The U.S. is training and organizing a force of up to 20,000 to 25,000 Iraqi fighters to launch a major offensive against the Islamic State in the key northern city of Mosul in the spring.

However, the training for the Iraqi attack brigades has only just begun, with the first brigade now in training, a senior U.S. Central Command official told reporters Thursday afternoon. Some of that training is being conducted at al-Asad, a large Iraqi air base northwest of Baghdad that came under attack by Islamic State fighters last week.

An estimated 1,000 to 2,000 Islamic State fighters are ensconced in Mosul, Iraq’s second-largest city. The extremist group has been strengthening its defenses in Mosul, which it took over in a June siege.

U.S. planners said when the full force is assembled, it would include five Iraqi attack brigades, three reserve brigades, three Peshmerga brigades, elements of the Mosul fighting force, which is made up of mostly Mosul police, and elements of Iraq’s Counter Terrorist Forces.

The U.S. is a member of a 60-nation coalition that has conducted airstrikes against the Islamic State since August.
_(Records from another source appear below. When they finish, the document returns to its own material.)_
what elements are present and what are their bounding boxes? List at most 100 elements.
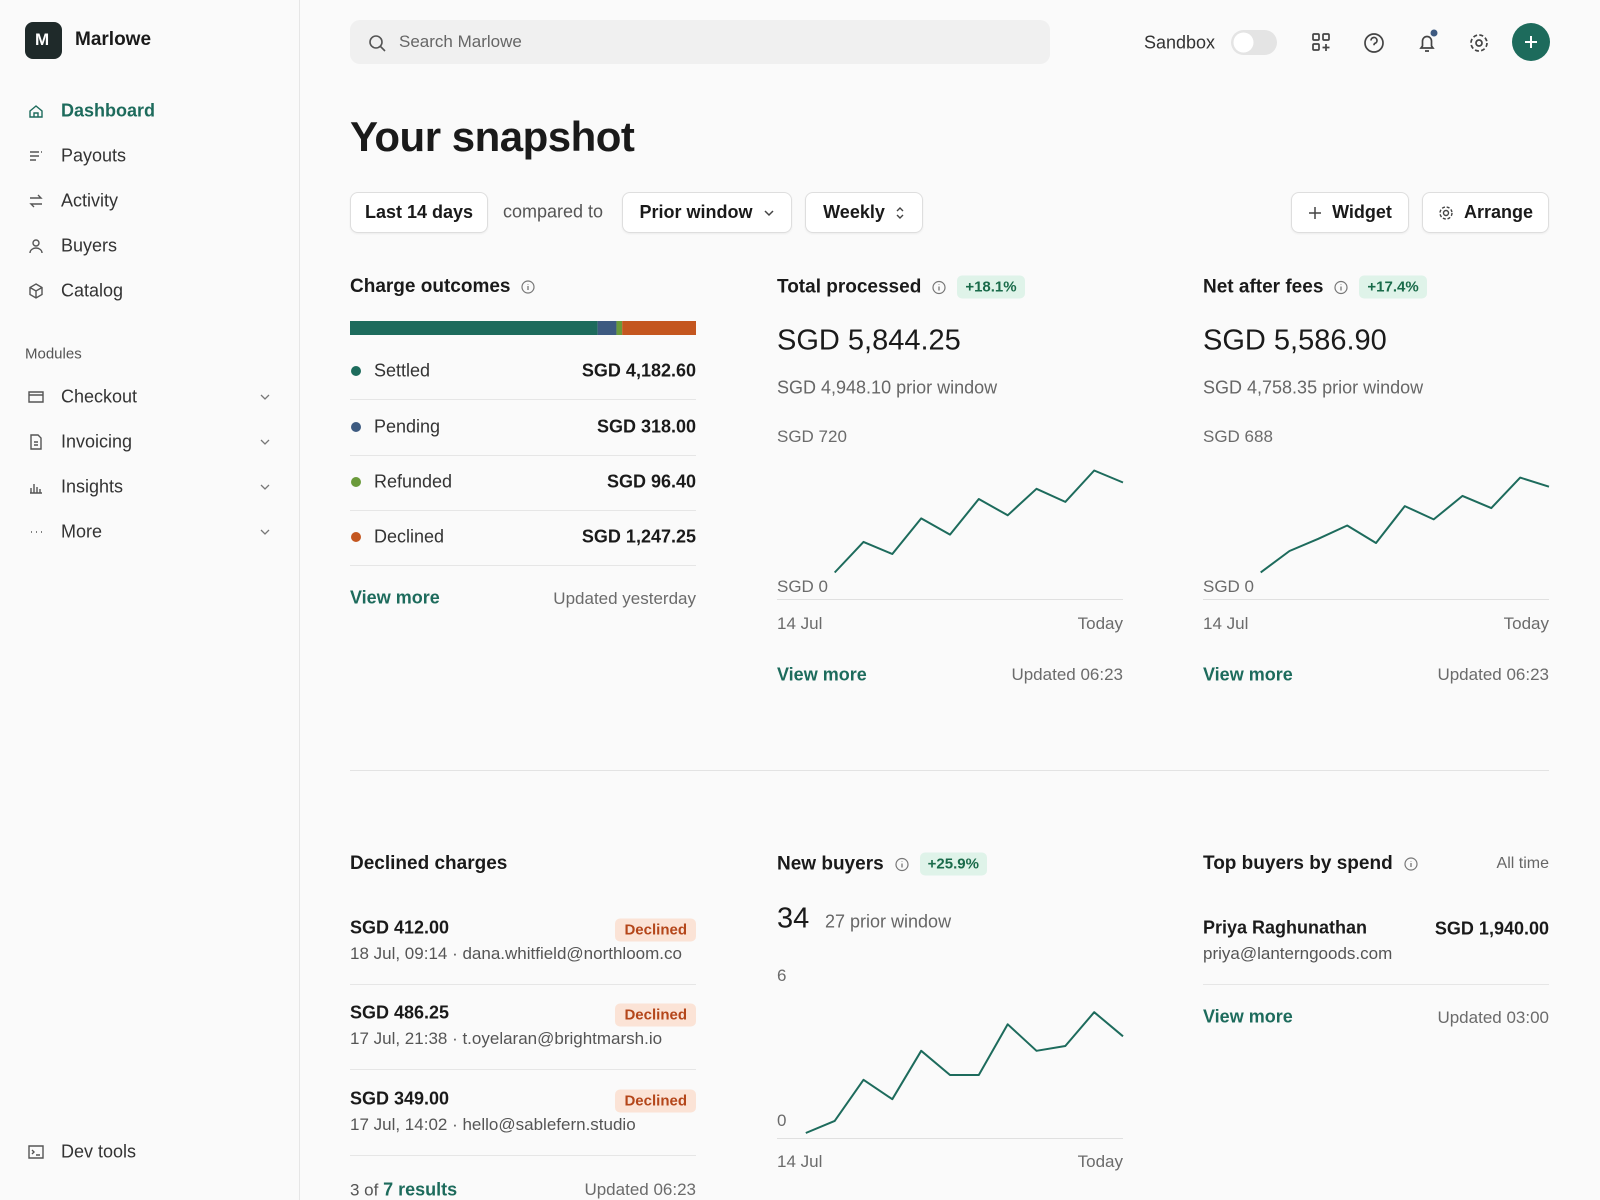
charge-amount[interactable]: SGD 412.00 — [350, 917, 450, 938]
widget-title: Top buyers by spend — [1203, 853, 1393, 874]
y-tick-label: SGD 0 — [777, 577, 829, 596]
outcome-segment — [622, 321, 696, 335]
widget-header: New buyers +25.9% — [777, 852, 987, 876]
change-badge: +17.4% — [1359, 275, 1427, 299]
x-axis-label: 14 Jul — [777, 1152, 823, 1171]
info-ring — [1404, 857, 1418, 871]
settings-icon[interactable] — [1475, 39, 1483, 47]
chevron — [260, 394, 270, 400]
search-icon — [369, 35, 383, 49]
metric-prior: SGD 4,758.35 prior window — [1203, 377, 1424, 398]
results-link[interactable]: 7 results — [383, 1179, 458, 1200]
legend-dot — [351, 532, 361, 542]
widget-title: New buyers — [777, 853, 884, 874]
sidebar-bg — [0, 0, 299, 1200]
nav-icon — [29, 194, 43, 208]
updated-label: Updated 03:00 — [1437, 1008, 1549, 1027]
widget-button[interactable]: Widget — [1291, 192, 1409, 233]
widget-header: Charge outcomes — [350, 276, 536, 298]
widget-title: Total processed — [777, 276, 922, 297]
chevron — [763, 209, 774, 216]
info-icon — [521, 280, 536, 294]
help-icon[interactable] — [1370, 36, 1378, 46]
arrange-button[interactable]: Arrange — [1422, 192, 1549, 233]
outcome-value: SGD 4,182.60 — [581, 360, 696, 381]
sparkline — [833, 469, 1124, 574]
devtools-item[interactable]: Dev tools — [61, 1141, 137, 1162]
metric-value: SGD 5,844.25 — [777, 324, 961, 357]
info-icon — [1404, 857, 1418, 871]
range-button[interactable]: Last 14 days — [350, 192, 488, 233]
y-tick-label: SGD 688 — [1203, 427, 1273, 446]
nav-icon — [29, 105, 43, 118]
module-item[interactable]: Insights — [61, 476, 124, 497]
charge-amount[interactable]: SGD 486.25 — [350, 1002, 450, 1023]
widget-label: Widget — [1332, 202, 1392, 222]
search-box[interactable] — [350, 20, 1050, 64]
x-axis-label: Today — [1077, 1152, 1123, 1171]
add-icon — [1525, 36, 1537, 48]
nav-item[interactable]: Buyers — [61, 235, 118, 256]
view-more-link[interactable]: View more — [350, 587, 440, 608]
outcome-name: Refunded — [374, 471, 453, 492]
y-tick-label: 0 — [777, 1111, 787, 1130]
nav-item[interactable]: Catalog — [61, 280, 124, 301]
outcome-segment — [616, 321, 623, 335]
charge-meta: 17 Jul, 14:02 · hello@sablefern.studio — [350, 1115, 636, 1134]
widget-header: Net after fees +17.4% — [1203, 275, 1427, 299]
charge-meta: 18 Jul, 09:14 · dana.whitfield@northloom… — [350, 944, 682, 963]
nav-icon — [29, 239, 43, 254]
info-icon — [1334, 280, 1348, 294]
comparison-button[interactable]: Prior window — [622, 192, 792, 233]
metric-prior: 27 prior window — [825, 911, 952, 932]
view-more-link[interactable]: View more — [1203, 1006, 1293, 1027]
help-icon[interactable] — [1364, 33, 1384, 53]
outcome-name: Settled — [374, 360, 431, 381]
metric-prior: SGD 4,948.10 prior window — [777, 377, 998, 398]
legend-dot — [351, 422, 361, 432]
module-icon — [30, 434, 42, 450]
nav-item[interactable]: Activity — [61, 190, 119, 211]
toolbar-icons — [1312, 33, 1488, 53]
nav-item[interactable]: Payouts — [61, 145, 127, 166]
view-more-link[interactable]: View more — [1203, 664, 1293, 685]
metric-value: SGD 5,586.90 — [1203, 324, 1387, 357]
results-footer: 3 of 7 results — [350, 1180, 457, 1200]
apps-icon[interactable] — [1322, 33, 1330, 41]
widget-title: Declined charges — [350, 853, 508, 874]
logo — [25, 22, 62, 59]
view-more-link[interactable]: View more — [777, 664, 867, 685]
x-axis-label: Today — [1503, 614, 1549, 633]
module-icon — [28, 391, 44, 403]
outcome-name: Declined — [374, 526, 445, 547]
bell-icon[interactable] — [1419, 35, 1435, 52]
interval-button[interactable]: Weekly — [805, 192, 923, 233]
search-placeholder[interactable]: Search Marlowe — [399, 32, 522, 51]
apps-icon[interactable] — [1312, 43, 1320, 51]
module-item[interactable]: Checkout — [61, 386, 138, 407]
module-item[interactable]: More — [61, 521, 103, 542]
page-title: Your snapshot — [350, 113, 635, 160]
module-item[interactable]: Invoicing — [61, 431, 133, 452]
settings-icon[interactable] — [1470, 34, 1488, 52]
charge-amount[interactable]: SGD 349.00 — [350, 1088, 450, 1109]
change-badge: +18.1% — [957, 275, 1025, 299]
x-axis-label: 14 Jul — [777, 614, 823, 633]
apps-icon[interactable] — [1322, 44, 1330, 51]
sandbox-label: Sandbox — [1144, 32, 1216, 53]
buyer-email: priya@lanterngoods.com — [1203, 944, 1393, 963]
outcome-segment — [350, 321, 598, 335]
logo-initial: M — [35, 30, 50, 49]
widget-header: Total processed +18.1% — [777, 275, 1025, 299]
apps-icon[interactable] — [1312, 33, 1320, 41]
info-icon — [895, 857, 909, 871]
interval-label: Weekly — [823, 202, 885, 222]
legend-dot — [351, 477, 361, 487]
change-badge: +25.9% — [919, 852, 987, 876]
charge-meta: 17 Jul, 21:38 · t.oyelaran@brightmarsh.i… — [350, 1029, 663, 1048]
nav-item[interactable]: Dashboard — [61, 100, 156, 121]
devtools-icon — [28, 1145, 44, 1159]
status-badge: Declined — [615, 1003, 696, 1027]
sparkline — [805, 1011, 1124, 1134]
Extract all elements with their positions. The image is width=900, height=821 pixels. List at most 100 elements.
The Central Command official said the Islamic State’s ability conduct offensive operations is in decline, despite recent reports of the extremist group’s affiliates surfacing in Pakistan, Lebanon and Egypt, and the recent takeover of al-Baghdadi, a town near al-Asad base.

He said the group has lost the equivalent of three-fourth’s of a U.S. Army division’s worth of people and equipment and about 700 to 800 square kilometers of the land it once held since U.S. and coalition operations began in August, a U.S. Army division typically has up to 20,000 people and the supporting tanks, trucks and armament with them.

“ISIL is in decline,” the official said, using another common identifier for the Islamic State.